Rassurons-nous sur le rôle « démocratique » de ce syndicat : son secrétaire général défendait il y a peu le fait que des policiers en civil puissent intervenir dans les manifestations, précisant qu’il ne s’agissait pas d’agents provocateurs, ce qui, d’après lui, n’est qu’« un vieil argument de l’extrême gauche qui fait rire les policiers » (ben voyons !). Il poursuit en déclarant que « le fait qu’un policier s’infiltre et se promène avec un bâton ne veut pas dire que d’autres que lui puissent se mettre à distribuer des coups en suivant son exemple ». Entendu. La fraternisation manifestants-policiers, c’est pas pour demain, ni en Espagne ni chez nous. Mais qand même, pour en revenir au courrier adressé au ministre de l’Intérieur espagnol, vous imaginez la tête de Valls recevant une telle missive ?

La tête de Valls recevant une telle missive
Mais qu’il se rassure, chez nous la police est beaucoup plus respectueuse de sa hiérarchie et de son ministre de l’Intérieur. Elle l’a toujours été d’ailleurs ; il n’y a qu’à considérer son attitude sous le gouvernement de Vichy. On n’a pas manqué, après la Libération, d’installer sur les murs de Paris des plaques commémoratives à la mémoire des membres des forces de l’ordre morts en ayant participé à la libération de la capitale en août 1944 (et parfois à partir de la 25e heure).

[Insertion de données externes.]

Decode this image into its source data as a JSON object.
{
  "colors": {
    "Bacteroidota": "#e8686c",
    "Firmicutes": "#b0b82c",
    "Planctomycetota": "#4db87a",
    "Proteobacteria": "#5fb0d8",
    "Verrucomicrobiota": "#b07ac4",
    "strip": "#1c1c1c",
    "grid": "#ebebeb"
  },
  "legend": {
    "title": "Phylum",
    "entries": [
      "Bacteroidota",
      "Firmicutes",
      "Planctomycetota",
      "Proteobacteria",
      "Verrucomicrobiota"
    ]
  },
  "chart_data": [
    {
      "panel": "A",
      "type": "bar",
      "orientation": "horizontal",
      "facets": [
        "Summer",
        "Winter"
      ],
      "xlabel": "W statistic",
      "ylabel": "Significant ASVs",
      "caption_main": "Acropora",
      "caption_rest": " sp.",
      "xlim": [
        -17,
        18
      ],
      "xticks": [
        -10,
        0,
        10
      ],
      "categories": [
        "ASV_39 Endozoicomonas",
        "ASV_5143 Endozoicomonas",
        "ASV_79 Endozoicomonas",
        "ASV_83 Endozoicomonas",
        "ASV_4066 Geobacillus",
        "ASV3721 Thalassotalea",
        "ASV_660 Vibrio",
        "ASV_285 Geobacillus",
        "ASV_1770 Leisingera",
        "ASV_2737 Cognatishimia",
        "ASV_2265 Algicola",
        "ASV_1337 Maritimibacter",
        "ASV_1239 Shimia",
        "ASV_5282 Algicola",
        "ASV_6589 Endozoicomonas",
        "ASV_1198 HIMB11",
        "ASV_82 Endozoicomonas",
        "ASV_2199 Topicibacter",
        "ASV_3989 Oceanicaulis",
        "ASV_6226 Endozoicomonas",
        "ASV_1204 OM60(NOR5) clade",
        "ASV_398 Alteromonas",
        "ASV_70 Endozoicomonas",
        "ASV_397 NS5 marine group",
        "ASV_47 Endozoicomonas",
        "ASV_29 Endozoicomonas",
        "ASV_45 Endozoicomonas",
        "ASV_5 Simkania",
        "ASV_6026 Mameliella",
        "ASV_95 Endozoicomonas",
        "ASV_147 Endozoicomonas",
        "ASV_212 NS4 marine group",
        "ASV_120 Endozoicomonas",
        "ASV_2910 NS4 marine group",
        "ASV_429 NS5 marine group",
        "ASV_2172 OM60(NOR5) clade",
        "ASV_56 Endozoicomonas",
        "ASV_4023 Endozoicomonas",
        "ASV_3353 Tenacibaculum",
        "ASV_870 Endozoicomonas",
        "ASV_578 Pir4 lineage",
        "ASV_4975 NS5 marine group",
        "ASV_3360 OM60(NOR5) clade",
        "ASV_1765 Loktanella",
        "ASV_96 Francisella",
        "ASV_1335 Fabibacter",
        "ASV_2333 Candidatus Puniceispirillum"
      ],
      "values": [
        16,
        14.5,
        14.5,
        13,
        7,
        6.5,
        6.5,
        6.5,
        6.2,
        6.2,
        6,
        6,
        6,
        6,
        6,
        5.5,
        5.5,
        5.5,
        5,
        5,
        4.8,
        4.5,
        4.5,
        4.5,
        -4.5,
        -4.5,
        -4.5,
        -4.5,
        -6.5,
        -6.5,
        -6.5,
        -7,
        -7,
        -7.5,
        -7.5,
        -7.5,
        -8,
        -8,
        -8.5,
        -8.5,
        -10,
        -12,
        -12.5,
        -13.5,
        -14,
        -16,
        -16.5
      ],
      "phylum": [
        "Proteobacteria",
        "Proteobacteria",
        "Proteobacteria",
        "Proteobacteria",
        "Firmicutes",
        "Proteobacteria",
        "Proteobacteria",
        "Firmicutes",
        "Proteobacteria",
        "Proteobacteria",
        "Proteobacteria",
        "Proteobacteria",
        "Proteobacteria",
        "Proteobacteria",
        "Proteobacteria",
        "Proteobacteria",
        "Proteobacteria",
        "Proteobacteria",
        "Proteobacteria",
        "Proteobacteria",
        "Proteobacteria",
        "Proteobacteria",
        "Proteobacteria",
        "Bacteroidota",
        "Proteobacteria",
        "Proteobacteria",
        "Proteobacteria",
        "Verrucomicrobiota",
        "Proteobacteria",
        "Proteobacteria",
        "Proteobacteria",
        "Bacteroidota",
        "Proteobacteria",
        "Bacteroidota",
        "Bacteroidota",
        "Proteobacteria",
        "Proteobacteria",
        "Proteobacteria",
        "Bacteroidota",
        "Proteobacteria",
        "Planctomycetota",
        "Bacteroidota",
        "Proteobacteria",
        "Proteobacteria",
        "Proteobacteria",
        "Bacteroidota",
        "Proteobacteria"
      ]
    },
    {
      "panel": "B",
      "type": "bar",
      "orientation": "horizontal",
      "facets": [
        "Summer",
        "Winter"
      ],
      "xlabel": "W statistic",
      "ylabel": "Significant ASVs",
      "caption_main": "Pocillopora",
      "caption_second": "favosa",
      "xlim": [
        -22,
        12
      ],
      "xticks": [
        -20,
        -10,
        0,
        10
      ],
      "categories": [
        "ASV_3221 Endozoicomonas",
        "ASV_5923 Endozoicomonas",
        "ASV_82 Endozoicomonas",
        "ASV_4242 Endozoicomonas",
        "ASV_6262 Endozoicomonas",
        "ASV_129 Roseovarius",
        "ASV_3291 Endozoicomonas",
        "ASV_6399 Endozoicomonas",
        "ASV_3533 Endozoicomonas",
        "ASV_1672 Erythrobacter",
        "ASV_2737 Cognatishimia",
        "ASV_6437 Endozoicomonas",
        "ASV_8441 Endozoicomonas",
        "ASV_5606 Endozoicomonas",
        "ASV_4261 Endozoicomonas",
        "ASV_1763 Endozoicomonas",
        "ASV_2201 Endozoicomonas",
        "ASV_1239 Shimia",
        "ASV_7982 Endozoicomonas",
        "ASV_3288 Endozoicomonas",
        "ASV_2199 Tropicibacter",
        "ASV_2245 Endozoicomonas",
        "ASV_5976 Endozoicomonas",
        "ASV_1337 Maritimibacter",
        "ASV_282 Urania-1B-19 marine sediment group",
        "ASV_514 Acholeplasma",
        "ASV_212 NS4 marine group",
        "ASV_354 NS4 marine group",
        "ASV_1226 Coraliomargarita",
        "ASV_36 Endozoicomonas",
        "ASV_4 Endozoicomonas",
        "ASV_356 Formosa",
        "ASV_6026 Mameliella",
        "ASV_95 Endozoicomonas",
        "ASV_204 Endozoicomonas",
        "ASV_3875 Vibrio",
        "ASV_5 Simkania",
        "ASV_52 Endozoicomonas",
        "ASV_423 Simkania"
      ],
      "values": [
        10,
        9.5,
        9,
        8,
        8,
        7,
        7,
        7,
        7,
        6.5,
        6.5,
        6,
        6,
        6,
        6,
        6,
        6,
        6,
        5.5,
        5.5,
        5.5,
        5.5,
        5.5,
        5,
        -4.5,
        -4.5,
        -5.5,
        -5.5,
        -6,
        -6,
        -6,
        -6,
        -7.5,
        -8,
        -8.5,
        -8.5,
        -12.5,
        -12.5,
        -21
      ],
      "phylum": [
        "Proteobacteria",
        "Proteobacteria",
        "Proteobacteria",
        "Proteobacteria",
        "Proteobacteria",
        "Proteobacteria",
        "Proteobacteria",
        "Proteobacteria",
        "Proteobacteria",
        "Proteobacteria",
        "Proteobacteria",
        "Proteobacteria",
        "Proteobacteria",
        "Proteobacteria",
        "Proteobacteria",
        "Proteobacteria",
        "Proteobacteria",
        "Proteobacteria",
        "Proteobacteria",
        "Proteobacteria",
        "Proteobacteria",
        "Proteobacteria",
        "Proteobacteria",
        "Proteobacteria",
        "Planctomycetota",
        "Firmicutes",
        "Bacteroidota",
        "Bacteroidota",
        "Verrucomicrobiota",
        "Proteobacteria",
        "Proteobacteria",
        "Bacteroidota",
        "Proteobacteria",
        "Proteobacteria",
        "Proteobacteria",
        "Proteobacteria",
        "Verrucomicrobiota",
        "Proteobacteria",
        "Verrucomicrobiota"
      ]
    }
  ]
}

Par contre, on n’a pas procédé de même en gravant sur d’autres plaques la liste des policiers qui ont collaboré, réprimé, déporté sans se poser de questions, en acceptant d’obéir aux ordres les plus crapuleux des autorités. Il est vrai que, si on avait établi ce genre de listes, il n’y aurait sans doute pas eu assez de murs dans tout Paris pour les placarder. De même, en octobre 1961, face à une manifestation de travailleurs algériens, notre police a eu l’occasion d’étaler son savoir-faire en matière de répression sous les ordres de l’éminent spécialiste qu’était le préfet Papon. Mai 1968, grèves, occupations, Larzac, Notre-Dame-des-Landes, les temps changent, mais pas les méthodes : les occasions n’ont jamais manqué dans notre pays pour voir combien nos forces de l’ordre étaient proches de la population, très proches même, jamais plus loin qu’une longueur de matraque. Tellement efficace qu’en son temps Michèle Alliot-Marie, alors ministre de l’Intérieur, proposait d’exporter l’expérience et l’aide de nos services de répression à la Tunisie de son grand ami Ben Ali.
Pas d’illusion à se faire, donc, sur ces forces censées nous « protéger », qu’il s’agisse de soldats, de flics ou de matons, on a beau m’expliquer qu’il s’agit de fils de prolétaires, ils ont bel et bien choisi de défendre des intérêts qui ne sont pas ceux de leur classe ; alors, même s’ils sont syndiqués, j’ai toujours autant de mal à voir des travailleurs sous l’uniforme.